Ratzinger e a necessidade de religião

Henrique Raposo
Expresso, Quarta feira, 13 de fevereiro de 2013

Um dos pontos fundamentais dos textos seculares de Ratzinger tem sido a defesa do Direito Natural. Como é óbvio, a fé de Ratzinger alimenta um Direito Natural de estirpe católica. Mas, bem vistas as coisas, o Papa demissionário nem sequer precisaria de Deus para justificar a presença do Direito Natural na vida coletiva dos homens. Bastar-lhe-ia olhar para o primeiro tijolo do seu ADN político: o contacto com a Alemanha nazi. Nas primeiras páginas da autobiografia, A Minha Vida, podemos ver como o jovem Joseph Ratzinger viveu sob o jugo do nazismo, um regime que assentava a sua força na recusa do Direito Natural, na negação de qualquer critério ético acima do Poder. O fundamento da Alemanha nazi era a ideologia do Führer, um totem de bigodinho, um ídolo pagão. Daí o termo "totalitarismo pagão", muito usado por pensadores cristãos daquele tempo.   Por outras palavras, naquele sistema totalitário o Poder era sinónimo de Verdade - a antítese do Direito Natural . O jovem Ratzinger percebeu logo ali que o historicismo só podia (e só pode) acabar mal. Os critérios morais não podem ficar na mão exclusiva do homem. 

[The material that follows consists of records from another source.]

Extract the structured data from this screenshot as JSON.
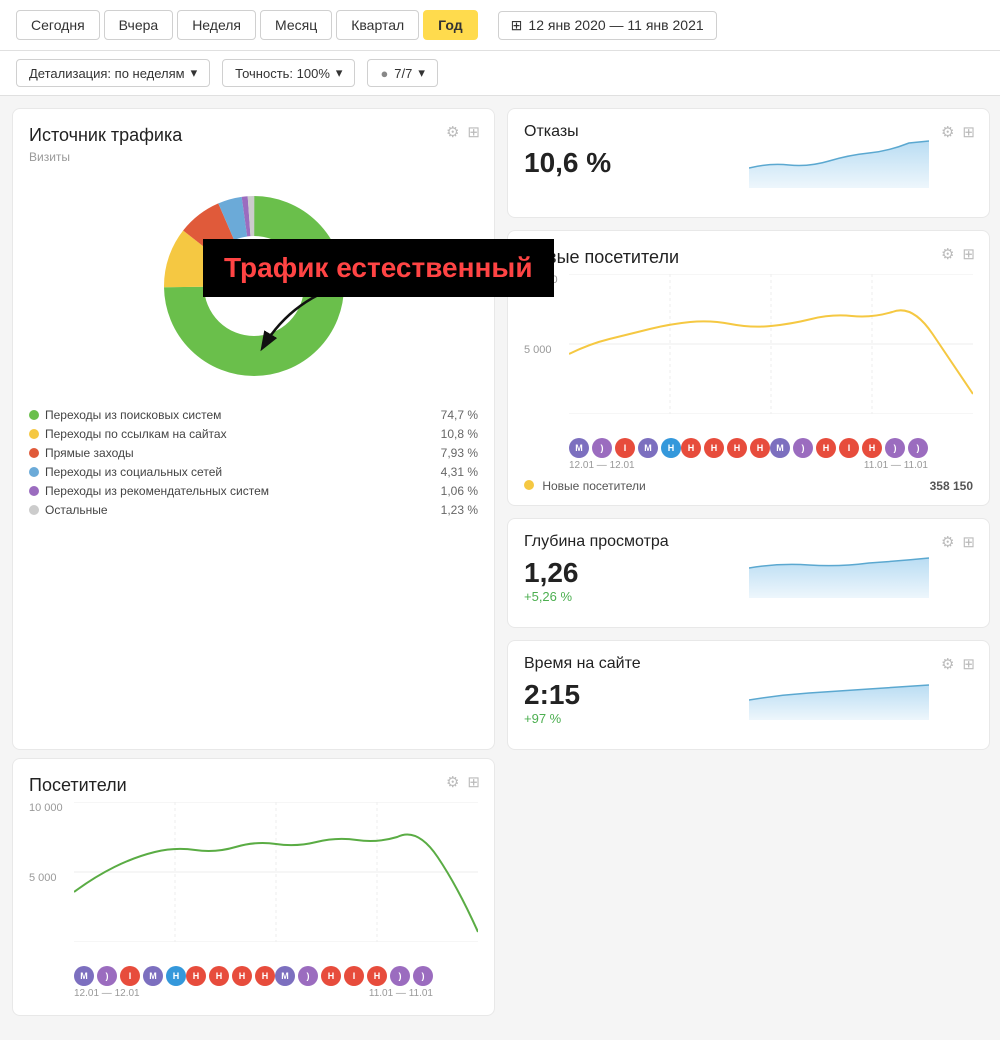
{
  "tabs": [
    {
      "label": "Сегодня",
      "active": false
    },
    {
      "label": "Вчера",
      "active": false
    },
    {
      "label": "Неделя",
      "active": false
    },
    {
      "label": "Месяц",
      "active": false
    },
    {
      "label": "Квартал",
      "active": false
    },
    {
      "label": "Год",
      "active": true
    }
  ],
  "date_range": "12 янв 2020 — 11 янв 2021",
  "filters": {
    "detail": "Детализация: по неделям",
    "accuracy": "Точность: 100%",
    "segments": "7/7"
  },
  "traffic_card": {
    "title": "Источник трафика",
    "subtitle": "Визиты",
    "legend": [
      {
        "label": "Переходы из поисковых систем",
        "pct": "74,7 %",
        "color": "#6abf4b"
      },
      {
        "label": "Переходы по ссылкам на сайтах",
        "pct": "10,8 %",
        "color": "#f5c842"
      },
      {
        "label": "Прямые заходы",
        "pct": "7,93 %",
        "color": "#e05a3a"
      },
      {
        "label": "Переходы из социальных сетей",
        "pct": "4,31 %",
        "color": "#6baad8"
      },
      {
        "label": "Переходы из рекомендательных систем",
        "pct": "1,06 %",
        "color": "#9b6cbf"
      },
      {
        "label": "Остальные",
        "pct": "1,23 %",
        "color": "#cccccc"
      }
    ]
  },
  "annotation": {
    "text": "Трафик естественный"
  },
  "bounce_card": {
    "title": "Отказы",
    "value": "10,6 %"
  },
  "new_visitors_card": {
    "title": "Новые посетители",
    "legend_label": "Новые посетители",
    "legend_value": "358 150",
    "y_labels": [
      "10 000",
      "5 000"
    ],
    "x_left": "12.01 — 12.01",
    "x_right": "11.01 — 11.01"
  },
  "visitors_card": {
    "title": "Посетители",
    "y_labels": [
      "10 000",
      "5 000"
    ],
    "x_left": "12.01 — 12.01",
    "x_right": "11.01 — 11.01"
  },
  "depth_card": {
    "title": "Глубина просмотра",
    "value": "1,26",
    "change": "+5,26 %"
  },
  "time_card": {
    "title": "Время на сайте",
    "value": "2:15",
    "change": "+97 %"
  }
}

Para selarmos esta crítica ao historicismo que recusa qualquer ética transcendente, convém registar que uma kantiana como Susan Neiman acaba por dizer o mesmo que Ratzinger: "quanto mais responsabilidade pelo mal era deixada aos seres humanos, menos importância a espécie parecia dar-lhe" . Os totalitarismos do século XX nasceram desta total autonomia moral do homem em relação a qualquer moral transcendente. No fundo, a imanência é uma treta.